Robert Kennedy said rather similar things four decades ago when he challenged many rural Indiana voters. As I recall, RFK did pretty well when the votes were counted.
The faux outrage expressed by Senators McCain and Clinton calls to mind the emotional torment suffered 16 years ago by then-Senator, now McCain backer, Al D'Amato. Ordinarily known for his salty demeaner, D'Amato pretended to cry when his hapless opponent Robert Abrams made a clumsy remark that could be construed as anti-Italian.
Here is what Barack Obama's actually said in response to recent criticisms. :
I was in San Francisco talking to a group at a fundraiser and somebody asked how're you going to get votes in Pennsylvania? What's going on there? We hear that's its hard for some working class people to get behind you're campaign. I said, "Well look, they're frustrated and for good reason. Because for the last 25 years they've seen jobs shipped overseas. They've seen their economies collapse. They have lost their jobs. They have lost their pensions. They have lost their healthcare.
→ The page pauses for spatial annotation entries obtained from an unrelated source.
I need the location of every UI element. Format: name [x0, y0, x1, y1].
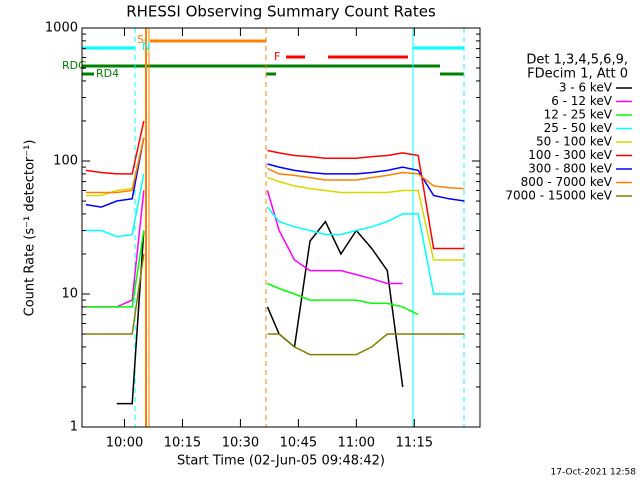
legend-label: 300 - 800 keV: [528, 162, 612, 176]
y-tick-label: 10: [61, 287, 78, 302]
series-line: [85, 190, 403, 308]
annotation: RDG: [62, 59, 87, 72]
series-line: [85, 137, 465, 194]
x-tick-label: 10:15: [164, 436, 201, 451]
x-axis-title: Start Time (02-Jun-05 09:48:42): [177, 454, 385, 469]
legend-label: 6 - 12 keV: [551, 94, 613, 108]
legend-label: 100 - 300 keV: [528, 148, 612, 162]
series-line: [85, 253, 465, 356]
legend-label: 7000 - 15000 keV: [505, 189, 612, 203]
series-line: [85, 120, 465, 250]
legend-title: Det 1,3,4,5,6,9,: [526, 53, 628, 68]
x-tick-label: 11:00: [338, 436, 375, 451]
plot-frame: [81, 27, 481, 428]
series-line: [85, 173, 465, 295]
y-axis-title: Count Rate (s⁻¹ detector⁻¹): [23, 140, 38, 317]
x-tick-label: 10:00: [106, 436, 143, 451]
x-tick-label: 11:15: [396, 436, 433, 451]
annotation: N: [142, 40, 150, 53]
legend-label: 12 - 25 keV: [544, 108, 613, 122]
y-tick-label: 1000: [45, 21, 78, 36]
chart-title: RHESSI Observing Summary Count Rates: [126, 3, 436, 21]
flag-bars: [82, 28, 465, 427]
legend-label: 50 - 100 keV: [536, 135, 613, 149]
legend-label: 25 - 50 keV: [544, 121, 613, 135]
series-line: [116, 220, 404, 405]
y-tick-label: 1: [70, 420, 78, 435]
annotation: F: [274, 50, 280, 63]
legend-title: FDecim 1, Att 0: [527, 67, 628, 82]
annotation: S: [137, 33, 144, 46]
y-tick-label: 100: [53, 154, 78, 169]
footer: 17-Oct-2021 12:58: [551, 468, 637, 478]
series-line: [85, 137, 465, 208]
series-line: [85, 230, 419, 316]
legend-label: 3 - 6 keV: [559, 81, 613, 95]
x-tick-label: 10:45: [280, 436, 317, 451]
annotation: RD4: [96, 67, 119, 80]
x-tick-label: 10:30: [222, 436, 259, 451]
legend-label: 800 - 7000 keV: [521, 175, 613, 189]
And for 25, 30 years Democrats and Republicans have come before them and said we're going to make your community better. We're going to make it right and nothing ever happens. And of course they're bitter. Of course they're frustrated. You would be too. In fact many of you are. Because the same thing has happened here in Indiana. The same thing happened across the border in Decatur. The same thing has happened all across the country. Nobody is looking out for you. Nobody is thinking about you. And so people end up- they don't vote on economic issues because they don't expect anybody's going to help them. So people end up, you know, voting on issues like guns, and are they going to have the right to bear arms. They vote on issues like gay marriage. And they take refuge in their faith and their community and their families and things they can count on. But they don't believe they can count on Washington. So I made this statement-- so, here's what rich. Senator Clinton says 'No, I don't think that people are bitter in Pennsylvania. You know, I think Barack's being condescending.' John McCain says, 'Oh, how could he say that? How could he say people are bitter? You know, he's obviously out of touch with people.'
Out of touch? Out of touch? I mean, John McCain--it took him three tries to finally figure out that the home foreclosure crisis was a problem and to come up with a plan for it, and he's saying I'm out of touch? Senator Clinton voted for a credit card-sponsored bankruptcy bill that made it harder for people to get out of debt after taking money from the financial services companies, and she says I'm out of touch? No, I'm in touch. I know exactly what's going on. I know what's going on in Pennsylvania. I know what's going on in Indiana. I know what's going on in Illinois. People are fed-up. They're angry and they're frustrated and they're bitter. And they want to see a change in Washington and that's why I'm running for President of the United States of America.
Unlike (Hillary) Clinton and John McCain, Barack Obama is a man who came out of nowhere, from very modest means, to challenge for our nation's highest office. He is not a centimillionaire like his two principal opponents. He's experienced many of the problems rural Pennsylvanians are up against. Hard-pressed voters may not agree with everything Obama says. I think many will respect the long road he has taken and his candor in addressing a few elephants in the room operating in the current primary.
Readers can decide who the real "out of touch" politicians are here.